Southeast Asia (Strategic Asia 2001-02)
Southeast Asia’s security problems tend to be more domestic than international, and given ASEAN’s reticence about involvement in the internal affairs of members, unsusceptible to regional mediation.
Despite the Cold War’s demise over a decade ago, its legacy lives on in Northeast Asia where the United States’ two major military commitments are located: 1) deterrence of North Korea and, if required, defense of South Korea; and 2) assisting Taiwan to maintain a military balance across the Taiwan Strait until a peaceful resolution of the political impasse between Taipei and Beijing can be reached. The U.S. security treaty with Japan has evolved essentially into the geostrategic base for this legacy, from which U.S. forces could deploy in the event of hostilities in either Korea or Taiwan, assuming Japan’s political concurrence.
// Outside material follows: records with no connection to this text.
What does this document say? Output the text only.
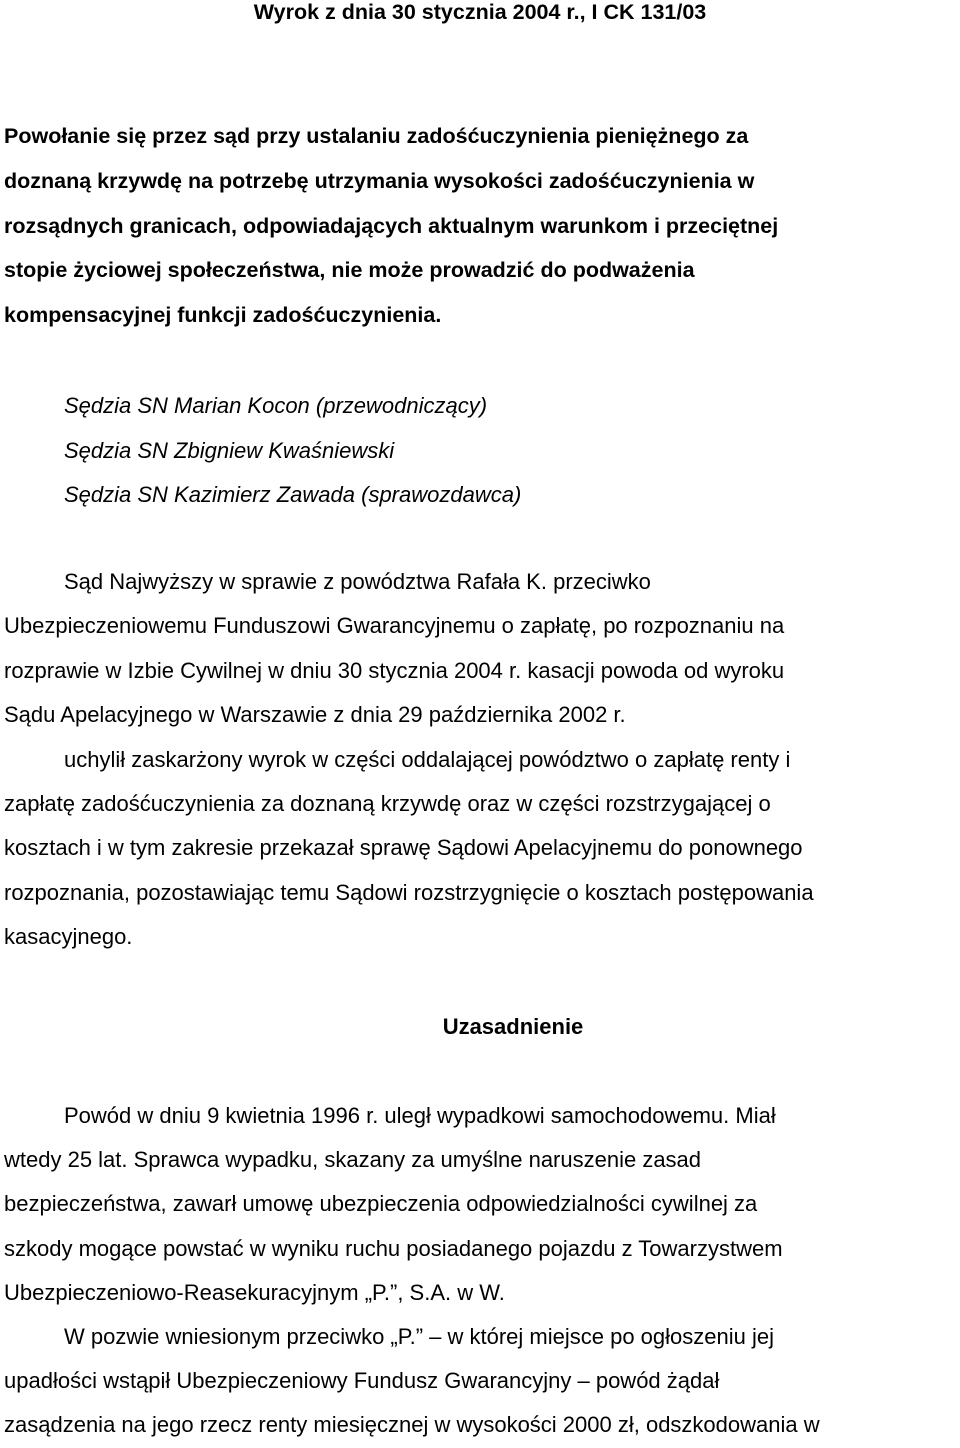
Wyrok z dnia 30 stycznia 2004 r., I CK 131/03
Powołanie się przez sąd przy ustalaniu zadośćuczynienia pieniężnego za
doznaną krzywdę na potrzebę utrzymania wysokości zadośćuczynienia w
rozsądnych granicach, odpowiadających aktualnym warunkom i przeciętnej
stopie życiowej społeczeństwa, nie może prowadzić do podważenia
kompensacyjnej funkcji zadośćuczynienia.
Sędzia SN Marian Kocon (przewodniczący)
Sędzia SN Zbigniew Kwaśniewski
Sędzia SN Kazimierz Zawada (sprawozdawca)
Sąd Najwyższy w sprawie z powództwa Rafała K. przeciwko
Ubezpieczeniowemu Funduszowi Gwarancyjnemu o zapłatę, po rozpoznaniu na
rozprawie w Izbie Cywilnej w dniu 30 stycznia 2004 r. kasacji powoda od wyroku
Sądu Apelacyjnego w Warszawie z dnia 29 października 2002 r.
uchylił zaskarżony wyrok w części oddalającej powództwo o zapłatę renty i
zapłatę zadośćuczynienia za doznaną krzywdę oraz w części rozstrzygającej o
kosztach i w tym zakresie przekazał sprawę Sądowi Apelacyjnemu do ponownego
rozpoznania, pozostawiając temu Sądowi rozstrzygnięcie o kosztach postępowania
kasacyjnego.
Uzasadnienie
Powód w dniu 9 kwietnia 1996 r. uległ wypadkowi samochodowemu. Miał
wtedy 25 lat. Sprawca wypadku, skazany za umyślne naruszenie zasad
bezpieczeństwa, zawarł umowę ubezpieczenia odpowiedzialności cywilnej za
szkody mogące powstać w wyniku ruchu posiadanego pojazdu z Towarzystwem
Ubezpieczeniowo-Reasekuracyjnym „P.”, S.A. w W.
W pozwie wniesionym przeciwko „P.” – w której miejsce po ogłoszeniu jej
upadłości wstąpił Ubezpieczeniowy Fundusz Gwarancyjny – powód żądał
zasądzenia na jego rzecz renty miesięcznej w wysokości 2000 zł, odszkodowania w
By contrast, Southeast Asia has no such Cold War legacy. States aligned in the past or dependent on the former Soviet Union or China (Vietnam, Laos, Cambodia) are now full members of the Association of Southeast Asian Nations (ASEAN), an international organization originally founded in large part to protect noncommunist Southeast Asia from Chinese, Russian, and Indochinese communism. Again, unlike Northeast Asia, there are no American bases in Southeast Asia, the U.S. Navy and Air Force having vacated the Philippines in 1992. (Nevertheless, the U.S. armed forces do have bunkering and resupply arrangements—”places not bases”—in Singapore, Thailand, Indonesia, Malaysia, Brunei, and most recently the Philippines again.) U.S. air and naval forces move through Southeast Asia while patrolling the vast reaches of the Persian Gulf, Indian Ocean, South and East China Seas, as well as the western Pacific. In Southeast Asia, U.S. strategy focuses on maintaining the sea lines of communication (SLOCs) for the free flow of international commerce and access to allies in Northeast Asia should crises occur. This is not to say that Southeast Asia possesses no intrinsic importance. With a population of almost 500 million, a substantial natural resource base, and several of the world’s fastest growing economies over the past quartercentury,
Southeast Asia is an important trade and investment partner for the United States in a wide range of products from textiles to computer chips. Until the 1997–98 Asian financial crisis, the region was second only to Japan as a destination for U.S. exports. Its ten countries have a variety of political and economic systems and display wide disparities in development and political pluralism. Both ethnic and religious tensions characterize mainland and insular Southeast Asia, currently leading to low-level hostilities for Indonesia, Vietnam, the Philippines, and Burma. Neighboring states fear the prospect of spillover onto their territories, a situation that has already occurred in Thailand and Malaysia. Thus, Southeast Asia’s security problems tend to be more domestic than international, and given ASEAN’s reticence about involvement in the internal affairs of members, unsusceptible to regional mediation.